Ping
Leave it to the Democrats to undermine US interests. Sometimes you have to wonder if Democrats live in America.
bfl
Well, heck...you don’t have to be Einstein to figure that one out.
I’m going to swim against what I guess will be the tide in this post and say I’d sooner trust Democrats than some former president of Iran. If politics really should stop at the water’s edge, then we at least have to give our countrymen the benefit of the doubt before we believe an avowed enemy of our nation. I’m not saying there’s no way Democrats didn’t leak this thing, just that I’m not ready to jump onto this bandwagon being driven by a guy named Ayatollah Akbar Hashemi Rafsanjani, who himself said it was just his “speculation”. I’ll wait for some evidence.
Look for the home page for choices if you decide to go there.
Ahmadinejad is harmless bump
Information on Rafsanjani from a Newsmax article:
Newsmax sources in Tehran believe that Ahmadinejad has come out on top of a recent power struggle with his chief rival, former President Ali Akbar Hashemi-Rafsanjani, who has portrayed himself as a pragmatist willing to come to an accommodation with the West.

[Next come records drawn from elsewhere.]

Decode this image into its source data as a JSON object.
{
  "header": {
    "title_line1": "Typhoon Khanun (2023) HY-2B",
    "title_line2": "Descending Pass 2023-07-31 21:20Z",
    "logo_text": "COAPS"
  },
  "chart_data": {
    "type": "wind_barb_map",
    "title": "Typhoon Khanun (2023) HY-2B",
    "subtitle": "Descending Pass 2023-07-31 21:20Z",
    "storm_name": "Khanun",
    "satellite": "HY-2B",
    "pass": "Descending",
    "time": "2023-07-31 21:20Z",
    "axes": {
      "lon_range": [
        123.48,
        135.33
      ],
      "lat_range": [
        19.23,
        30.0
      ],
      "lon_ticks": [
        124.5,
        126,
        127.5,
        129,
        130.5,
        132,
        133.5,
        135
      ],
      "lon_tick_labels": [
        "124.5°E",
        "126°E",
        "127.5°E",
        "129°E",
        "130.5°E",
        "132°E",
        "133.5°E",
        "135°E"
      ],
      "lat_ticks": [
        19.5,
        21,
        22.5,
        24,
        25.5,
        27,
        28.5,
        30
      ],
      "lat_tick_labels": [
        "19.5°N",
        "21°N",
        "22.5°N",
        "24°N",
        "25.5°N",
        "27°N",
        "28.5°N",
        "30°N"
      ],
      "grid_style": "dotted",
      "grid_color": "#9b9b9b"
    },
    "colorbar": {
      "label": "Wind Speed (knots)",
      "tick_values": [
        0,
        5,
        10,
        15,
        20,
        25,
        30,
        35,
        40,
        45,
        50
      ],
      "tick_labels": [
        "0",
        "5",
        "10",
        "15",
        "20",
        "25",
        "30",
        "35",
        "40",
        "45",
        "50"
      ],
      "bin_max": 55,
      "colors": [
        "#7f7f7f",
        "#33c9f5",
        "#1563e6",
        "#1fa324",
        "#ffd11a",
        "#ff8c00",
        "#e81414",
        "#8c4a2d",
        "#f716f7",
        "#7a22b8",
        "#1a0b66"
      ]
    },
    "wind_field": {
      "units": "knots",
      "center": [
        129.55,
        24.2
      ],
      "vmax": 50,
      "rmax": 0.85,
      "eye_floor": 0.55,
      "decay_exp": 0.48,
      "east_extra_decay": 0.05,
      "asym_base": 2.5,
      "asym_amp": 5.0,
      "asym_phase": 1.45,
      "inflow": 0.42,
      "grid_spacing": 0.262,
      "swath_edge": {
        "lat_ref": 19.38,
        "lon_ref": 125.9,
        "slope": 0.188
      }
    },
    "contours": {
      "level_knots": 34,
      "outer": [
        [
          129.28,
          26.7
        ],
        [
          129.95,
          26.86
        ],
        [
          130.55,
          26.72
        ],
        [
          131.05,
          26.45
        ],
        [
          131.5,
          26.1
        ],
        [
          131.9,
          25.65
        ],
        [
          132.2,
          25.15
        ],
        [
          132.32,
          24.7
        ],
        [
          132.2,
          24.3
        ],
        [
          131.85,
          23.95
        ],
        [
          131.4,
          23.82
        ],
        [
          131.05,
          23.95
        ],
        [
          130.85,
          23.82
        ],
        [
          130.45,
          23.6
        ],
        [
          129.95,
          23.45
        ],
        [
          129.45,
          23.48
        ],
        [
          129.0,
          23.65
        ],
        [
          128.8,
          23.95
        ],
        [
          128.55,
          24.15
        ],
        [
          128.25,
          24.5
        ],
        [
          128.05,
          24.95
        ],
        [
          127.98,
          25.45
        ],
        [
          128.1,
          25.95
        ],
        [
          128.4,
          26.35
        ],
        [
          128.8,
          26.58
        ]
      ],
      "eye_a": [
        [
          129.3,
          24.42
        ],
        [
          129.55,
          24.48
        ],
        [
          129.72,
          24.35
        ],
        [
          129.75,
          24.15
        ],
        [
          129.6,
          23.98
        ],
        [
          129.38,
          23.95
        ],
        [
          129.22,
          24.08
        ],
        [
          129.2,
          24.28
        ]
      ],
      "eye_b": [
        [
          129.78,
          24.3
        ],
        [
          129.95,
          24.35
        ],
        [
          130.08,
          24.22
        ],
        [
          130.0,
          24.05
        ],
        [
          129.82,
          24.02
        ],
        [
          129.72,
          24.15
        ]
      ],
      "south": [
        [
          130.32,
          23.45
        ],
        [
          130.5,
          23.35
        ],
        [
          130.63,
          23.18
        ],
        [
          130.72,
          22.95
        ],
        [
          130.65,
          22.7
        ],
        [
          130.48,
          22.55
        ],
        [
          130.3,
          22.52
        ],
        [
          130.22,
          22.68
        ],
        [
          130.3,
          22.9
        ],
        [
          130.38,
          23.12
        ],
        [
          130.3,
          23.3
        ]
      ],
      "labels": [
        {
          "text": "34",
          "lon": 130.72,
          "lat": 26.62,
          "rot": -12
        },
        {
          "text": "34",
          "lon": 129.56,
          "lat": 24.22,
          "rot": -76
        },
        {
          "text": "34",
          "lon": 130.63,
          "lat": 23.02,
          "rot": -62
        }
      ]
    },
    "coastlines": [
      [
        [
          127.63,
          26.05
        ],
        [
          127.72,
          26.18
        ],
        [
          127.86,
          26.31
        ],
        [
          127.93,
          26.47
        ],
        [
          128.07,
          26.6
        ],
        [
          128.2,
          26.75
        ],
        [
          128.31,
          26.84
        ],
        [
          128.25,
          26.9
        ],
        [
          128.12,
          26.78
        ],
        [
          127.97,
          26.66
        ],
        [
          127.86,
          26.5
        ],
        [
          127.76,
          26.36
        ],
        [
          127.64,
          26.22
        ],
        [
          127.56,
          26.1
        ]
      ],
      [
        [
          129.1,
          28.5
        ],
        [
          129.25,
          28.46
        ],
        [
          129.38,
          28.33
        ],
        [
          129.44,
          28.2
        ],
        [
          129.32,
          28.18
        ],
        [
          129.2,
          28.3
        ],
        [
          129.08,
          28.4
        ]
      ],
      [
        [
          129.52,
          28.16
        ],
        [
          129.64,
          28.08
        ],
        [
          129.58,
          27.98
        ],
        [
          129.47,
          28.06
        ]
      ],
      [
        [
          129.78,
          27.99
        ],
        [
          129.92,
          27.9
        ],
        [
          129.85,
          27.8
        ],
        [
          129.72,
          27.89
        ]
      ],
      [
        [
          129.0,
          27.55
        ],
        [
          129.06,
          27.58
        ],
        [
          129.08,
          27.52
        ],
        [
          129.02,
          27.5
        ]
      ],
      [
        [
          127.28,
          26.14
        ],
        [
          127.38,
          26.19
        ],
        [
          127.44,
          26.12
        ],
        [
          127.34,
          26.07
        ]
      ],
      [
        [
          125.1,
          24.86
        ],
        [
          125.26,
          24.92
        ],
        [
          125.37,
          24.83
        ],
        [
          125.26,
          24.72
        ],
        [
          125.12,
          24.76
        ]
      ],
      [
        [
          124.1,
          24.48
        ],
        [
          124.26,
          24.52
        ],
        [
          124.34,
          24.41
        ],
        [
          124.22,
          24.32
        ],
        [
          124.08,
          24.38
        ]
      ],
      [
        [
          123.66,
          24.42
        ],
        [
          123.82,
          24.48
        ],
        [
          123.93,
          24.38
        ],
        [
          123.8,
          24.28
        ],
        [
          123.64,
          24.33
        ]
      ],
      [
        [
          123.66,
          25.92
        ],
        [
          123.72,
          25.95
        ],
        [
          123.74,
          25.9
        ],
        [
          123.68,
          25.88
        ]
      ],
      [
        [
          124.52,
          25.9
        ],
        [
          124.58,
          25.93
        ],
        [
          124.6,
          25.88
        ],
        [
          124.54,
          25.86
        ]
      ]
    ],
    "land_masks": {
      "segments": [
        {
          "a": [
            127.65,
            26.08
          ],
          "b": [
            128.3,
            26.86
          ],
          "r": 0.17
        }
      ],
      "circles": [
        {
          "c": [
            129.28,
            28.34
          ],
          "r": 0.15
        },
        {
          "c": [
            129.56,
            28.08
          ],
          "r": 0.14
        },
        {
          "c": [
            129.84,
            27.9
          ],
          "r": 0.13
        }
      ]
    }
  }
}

But other sources believe that Rafsanjani continues to play a major role in checking Ahmadinejads power, and could succeed in toppling him before his presidential term expires in the spring of 2009.
On Wednesday, Rafsanjani said that he believed the NIE had been issued either by the Democrats or independent groups, since it concluded that Iran did not intend to acquire nuclear weapons.
One clear sign of the behind-the-scenes jockeying for power was the forced resignation last week of a Rafsanjani protégé, Gen. Mohammad Baqer Zolqadr, from his position as deputy interior minister in charge of intelligence affairs.
Gen. Zolqadr, a former deputy commander of the Revolutionary Guards, rallied to the Rafsanjani camp along with his former boss, Gen. Mohsen Rezai.
He is best known for his role in providing training and support to al-Qaida during the 1990s, when Osama bin Laden was still based in the Sudan, as I reported in my 2005 book, Countdown to Crisis: the Coming Nuclear Showdown with Iran.
Adding to the confusion were rumors of a foiled assassination plot against Rafsanjani last week, when his convoy was attacked by armed men who succeeding in wounding two bodyguards. Apparently forewarned, Rafsanjani was traveling separately in an unmarked car when the convoy was attacked.
Ahmadinejad was summoned to the residence of Supreme Leader ayatollah Khamenei on Thursday, Dec. 6, during the early morning hours, just as the Zolqadr controversy was brewing.
He cut short an official visit to Ilam province to make the meeting and was accompanied by body guards from the Ansar-e Mehdi, a special unit of the Revolutionary Guards Corps that is personally loyal to him.
The regime is nervous that the US and the Europeans have spies inside the nuclear program, said Sardar Haddad, an Iranian dissident living in the United States.
The shadowy kabuki dance would appear to be an effort to smoke out the positions and the vulnerabilities - of various Iranian leaders.
Haddad pointed to the arrest earlier this year of former nuclear negotiator Hossein Mousavian, whom Ahmadinejad accused in public of being an American spy.
The Mousavian business is serious. He has been attacked because he is close to Rafsanjani, Haddad told Newsmax.
According to one interpretation, each faction in Tehran is trying to blame the other for having leaked real information that wound up in the NIE. According to another, each side is trying to take credit for having passed off false information to the CIA.
Despite the spying charges, Moussavian was later released, a move seen in Tehran as a defeat for Ahmadinejad and his faction.
It is true that they have rolled up U.S. [intelligence] networks in Iran, said Haddad. But they have also found people who were just about to defect, and have given them bogus info to feed to the Americans and to other intelligence services, to give a wrong impression of Irans nuclear weapons program.